Opinion |

AIPAC 2017: No Political Camp Has the Right to Define Who's pro-Israel

We opposed David Friedman. We stand with refugees and undocumented immigrants. We call out anti-Muslim hate and combat anti-Semitism. And we’re still firmly in the pro-Israel camp.

Republican U.S. presidential candidate Donald Trump addresses the American Israel Public Affairs Committee (AIPAC) afternoon general session in Washington March 21, 2016.
Republican U.S. presidential candidate Donald Trump addresses the American Israel Public Affairs Committee (AIPAC) afternoon general session in Washington March 21, 2016. Credit: Joshua Roberts / REUTERS

AIPAC’s Policy Conference returns to Washington this weekend. Like many other pro-Israel Americans, I know that America’s relationship with our closest ally in the Middle East, and the only Jewish state in the world, is best sustained when it transcends the partisan rancor that divides entrenched opponents on so many other issues. Diverse American political support for Israel is a source of strength for both nations and for the Jewish community.

During this first Policy Conference during the Trump administration, how do we avoid letting shared pro-Israel values be overwhelmed by differences on other issues – or differences on what it means to be “pro-Israel”? The answer is clear: we don’t shrink from those differences, but we express our positions with passion, with vigor, and with respect.

When we disagree with this Administration, as we have with presidents from both parties over many decades, we do so as clearly and powerfully as we can.

The Reform Movement’s response to the current political situation is robust and multifaceted. For example, we strongly opposed the recent confirmation of U.S. Ambassador to Israel David Friedman. However, now that has been confirmed, we are ready to work with him even as we hold him accountable to the testimony that he offered during his Senate hearings, in which he affirmed that the two-state solution remains the best hope for peace and expressed regret for his history of insulting comments about liberal American Jews.

We also hosted a Shabbat service for over 3,000 Reform activists in Washington for the Women’s March, speaking out for vital issues like pay equity and reproductive rights. In our congregations and at America’s ports of entry, we are standing with refugees seeking a haven in the United States and with undocumented immigrants at risk of deportation. We call out anti-Muslim hate and combat anti-Semitism. Our commitment to welcoming all people and supporting the most vulnerable members of our society is at the center of our advocacy agenda and at the core of our Reform Jewish community.
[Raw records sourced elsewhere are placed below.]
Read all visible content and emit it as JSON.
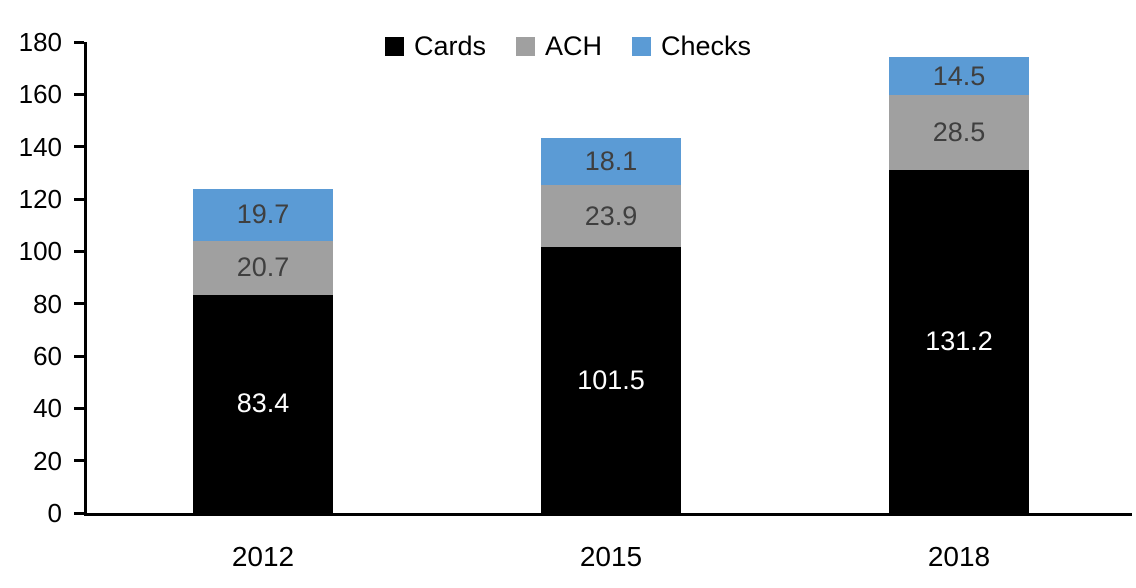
{
  "chart_data": {
    "type": "bar",
    "stacked": true,
    "title": "",
    "xlabel": "",
    "ylabel": "",
    "categories": [
      "2012",
      "2015",
      "2018"
    ],
    "series": [
      {
        "name": "Cards",
        "color": "#000000",
        "label_color": "#ffffff",
        "values": [
          83.4,
          101.5,
          131.2
        ]
      },
      {
        "name": "ACH",
        "color": "#a0a0a0",
        "label_color": "#3f3f3f",
        "values": [
          20.7,
          23.9,
          28.5
        ]
      },
      {
        "name": "Checks",
        "color": "#5b9bd5",
        "label_color": "#3f3f3f",
        "values": [
          19.7,
          18.1,
          14.5
        ]
      }
    ],
    "ylim": [
      0,
      180
    ],
    "ytick_step": 20,
    "ytick_labels": [
      "0",
      "20",
      "40",
      "60",
      "80",
      "100",
      "120",
      "140",
      "160",
      "180"
    ],
    "data_labels_visible": true,
    "legend_position": "top-center",
    "grid": false,
    "axis_color": "#000000",
    "background_color": "#ffffff"
  }
}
And as we raise our voices in our pursuit of justice, we stand firmly within the pro-Israel community.

Our vision for the best way to support Israel and secure its Jewish, democratic future may differ, but we share a commitment – common among the many Democratic and Republican officials who will address Policy Conference – to maintaining the close friendship between Israel and the United States.

The Reform Jewish Movement in North America has an unbreakable bond with Israel. We don’t cede ground to anyone in our support for a nation so central to the identity of the Jewish people. We also are unrelenting in our progressive Zionist vision of a democratic Jewish state, defined by egalitarianism and religious pluralism, with its future secured by the successful negotiation of a two-state solution. To achieve that, we work with Democrats and Republicans alike, Israelis from across the political spectrum, and Palestinian leaders committed to peace. A Reform delegation, led by my colleague Rabbi Rick Jacobs, recently returned from a trip to Israel that included meetings with both Prime Minister Benjamin Netanyahu and President Mahmoud Abbas. We don’t always agree with either leader, but we can have forthright conversations about where we stand with both of them.

I’ll bring that spirit and that message with me when I attend AIPAC’s 2017 policy conference with thousands of other pro-Israel activists this week, where I am helping to lead a Shabbat service for Reform Jews in attendance. These pro-Israel values, by the way, are the same ones I carried into the room when I addressed J Street’s annual conference last month.

This Shabbat, we read Parashat Vayakhel-Pekudei, a combined parsha of that last two readings o Exodus. They tell of how, while wandering in the desert, Moses assembled the Israelites share instructions he had received from God, asking them to come together to build the Mishkan, or the Tabernacle, a place where the Children of Israel could come together and experience the Divine Presence. Immediately, all those “whose heart was lifted up, whose spirit was willing,” to work, each using his or her unique skills and resources to help with the construction. It took a diverse community to build the Tabernacle.

In the same way, it will to take activists of diverse views to ensure the strength of the bonds between the U.S. and Israel and work for an Israeli future defined by peace, security, and justice. When I attend AIPAC, joining with thousands of other pro-Israel activists for worship, learning and advocacy, I won’t minimize the areas where we have differences. But the values that lead me, and thousands of other Reform activists, to love Israel and fight for its future are deeper than a particular political moment.

Rabbi Pesner is the Director of the Religious Action Center of Reform Judaism.